コースB:綿貫観音山古墳+上野国分寺跡(45〜60分) 綿貫観音山古墳は、保渡田古墳群から車で約15分の距離にあります。こちらは利根川本流に近く、立地の違いが6世紀以降の政治的変化を示唆します。続いて上野国分寺跡を訪れてください。奈良時代に建立されたこの寺院は、古墳時代から律令時代への転換を象徴する遺跡です。国分寺の立地は、古墳群とは明らかに異なる論理で選ばれており、「地域豪族の私的権力」から「律令国家の公的権力」への移行を物語っています。
律令制が変えた権力の風景
7世紀後半から8世紀にかけて、群馬平野の政治的風景は大きく変わります。大化改新以降の律令制導入により、古墳時代の豪族支配は終焉を迎え、新たな統治システムが確立されたのです。上野国府・国分寺の設置は、この転換を象徴する出来事でした。
上野国分寺跡の立地を見ると、古墳群とは異なる選地基準が見えてきます。古墳が水系との関係で立地を決めていたのに対し、国分寺は「国府からの距離」「平野部での視認性」「宗教的権威の演出」といった新しい価値観に基づいて配置されています。これは、権力の正統性の根拠が「血縁・地縁に基づく私的支配」から「天皇を頂点とする公的秩序」へと変化したことを示しています。

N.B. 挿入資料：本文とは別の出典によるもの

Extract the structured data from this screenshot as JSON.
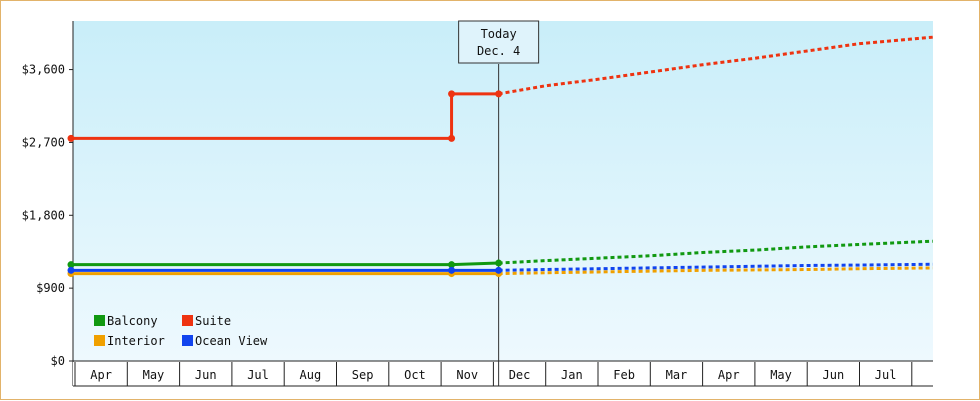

在地豪族の一部は、律令国家の地方支配にも組み込まれていきました。「国造」「郡司」といった新しい官職を通じて、古代以来の地域との関わりを継続しましたが、その権力の性格は根本的に変化していました。
綿貫観音山古墳は、この地域の終末期を代表する大型前方後円墳の一つです。その後、群馬平野に大型古墳が築かれることはなくなり、代わりに仏教寺院が新たな権威の象徴となりました。上野国分寺の七重塔は、かつて古墳が果たした「権力の可視化」という機能を引き継いだと言えるでしょう。
平野に刻まれた古代国家の記憶
群馬平野の古墳群を歩くと、古代日本の国家形成過程が見えてきます。5世紀から6世紀にかけての巨大前方後円墳は、地方の有力豪族がヤマト王権との政治的関係を深めながら、東国支配の一翼を担っていた時代を物語っています。そして7世紀以降の変化は、律令国家の成立とともに、古墳時代の秩序が移行していったことを示しています。
現在の群馬平野を車で走ると、古墳は田園風景の中にひっそりと佇んでいます。しかし、1500年前のこの地には、東国有数の政治的拠点が存在していました。古墳という「権力の記念碑」は、今も私たちに古代国家の姿を語りかけています。群馬平野に残る古墳群は、日本という国家がいかにして形成されたかを物語る、貴重な歴史の証人です。